8. Vergeet niet dat het jouw beslissing is geweest alles wat natuurlijk en makkelijk voor jou is onmogelijk te maken. Als jij gelooft dat het heilig ogenblik moeilijk voor je is, komt dat doordat je rechter bent geworden over wat mogelijk is, en onwillig blijft plaats te maken voor Een die weet. Het hele geloof in rangorden naar moeilijkheid bij wonderen draait hierom. Al wat God wil is niet alleen mogelijk, maar is reeds geschied. En dat is de reden waarom het verleden is verdwenen. In werkelijkheid heeft het nooit plaatsgevonden. Alleen in jouw denkgeest, die dacht dat het wel zo was, is het nodig dit ongedaan te maken.

 

Waarschijnlijk zien we nu de werkelijke reden achter ons verlangen om onszelf het heilig ogenblik waardig te maken: we proberen voor God te spelen. God zegt: 'Ik geef jou het heilig ogenblik. Het is natuurlijk en gemakkelijk, en in feite heb je het reeds ontvangen'. En wij antwoorden: 'Nee, sorry, dat is niet mogelijk. Want het is moeilijk, en betekent dat ik mijzelf eerst moet veranderen'. Wij willen de leiding hebben. We willen het beter weten dan God. We willen zelf uitmaken wie we zijn. En we willen zelf beslissen wat makkelijk en wat moeilijk is.

Zijn we bereid dit alles op te geven en te stoppen met voor God te spelen? Zijn we bereid om God God te laten zijn?

 

Toepassing: Ik beveel van harte aan om enige tijd te besteden aan het oefenen van het heilig ogenblik, zoals Jezus dat in deze paragraaf beschrijft. Trek er vijftien, of zelfs dertig minuten voor uit als dat mogelijk is. Lees een zin van de oefening, laat de woorden tot je doordringen, sluit dan je ogen en zeg de woorden tegen jezelf, langzaam en van harte. Open dan weer je ogen, en doe hetzelfde met de volgende zin.

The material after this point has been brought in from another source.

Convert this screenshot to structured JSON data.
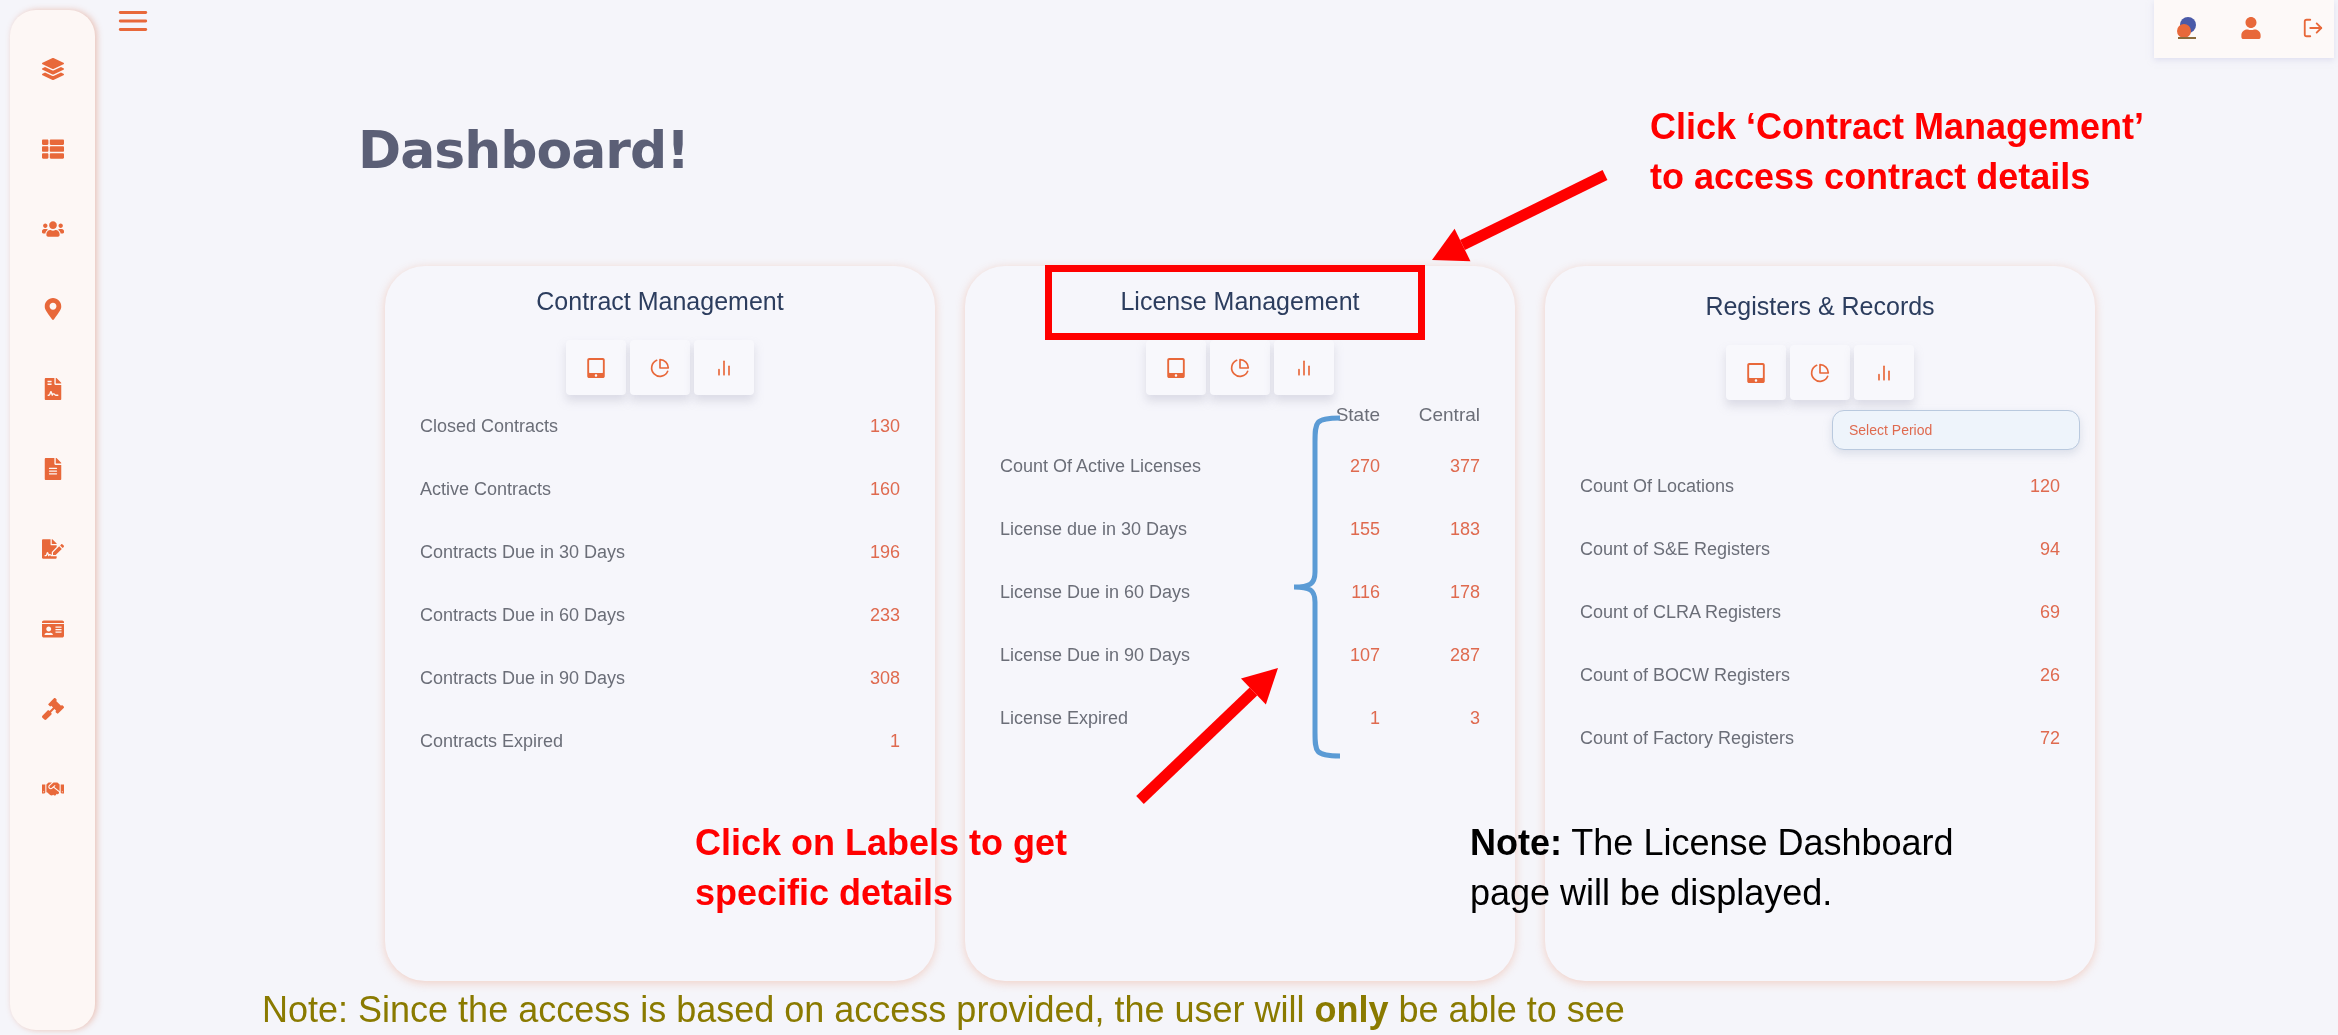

Ik heb aan elke zin mijn toelichting toegevoegd. Als je wilt kun je die eveneens bij jezelf herhalen maar dat hoeft niet per se.

Als je de hele oefening een of twee keer hebt gedaan, kom je waarschijnlijk in de verleiding om je te ontspannen als je je ogen sluit. Probeer daar niet aan toe te geven, want daarmee doe je jezelf alleen maar tekort. Ga in plaats daarvan door met oefenen. Mijn ervaring is dat de woorden aan kracht winnen, elke keer als je ze doorneemt.

 

Ik die gastheer ben voor God, ben Hem waardig.

 

Omdat ik gastheer ben voor God, ben ik waardig om Hem te ontvangen als mijn gast.

 

Hij die Zijn woonplaats in mij heeft gevestigd, schiep die zoals Hij het wou.

 

Hij heeft Zijn woonplaats in mij gevestigd, en deze geschapen zoals Hij het wilde. Het is Zijn heilige ruimte. Ik heb daar niets over te zeggen.

 

Het is niet nodig dat ik die voor Hem gereedmaak, maar alleen dat ik Zijn plan niet doorkruis

om in mij mijn bewustzijn van mijn eigen gereedheid te herstellen, die eeuwig is.

 

Ik hoef deze ruimte in mijzelf niet voor Hem gereed te maken. Op deze plek ben ik voor eeuwig gereed. Ik hoef me alleen niette bemoeien met Zijn plan om mij hiervan bewust te maken.

 

Ik hoef niets toe te voegen aan Zijn plan.

Maar om het te ontvangen, dien ik bereid te zijn het niet door het mijne te vervangen.

 

Om Zijn plan te ontvangen, moet ik het niet vervangen door mijn eigen plan, dat eruit bestaat mezelf de gereedheid te geven die Hij reeds in mij heeft geschapen.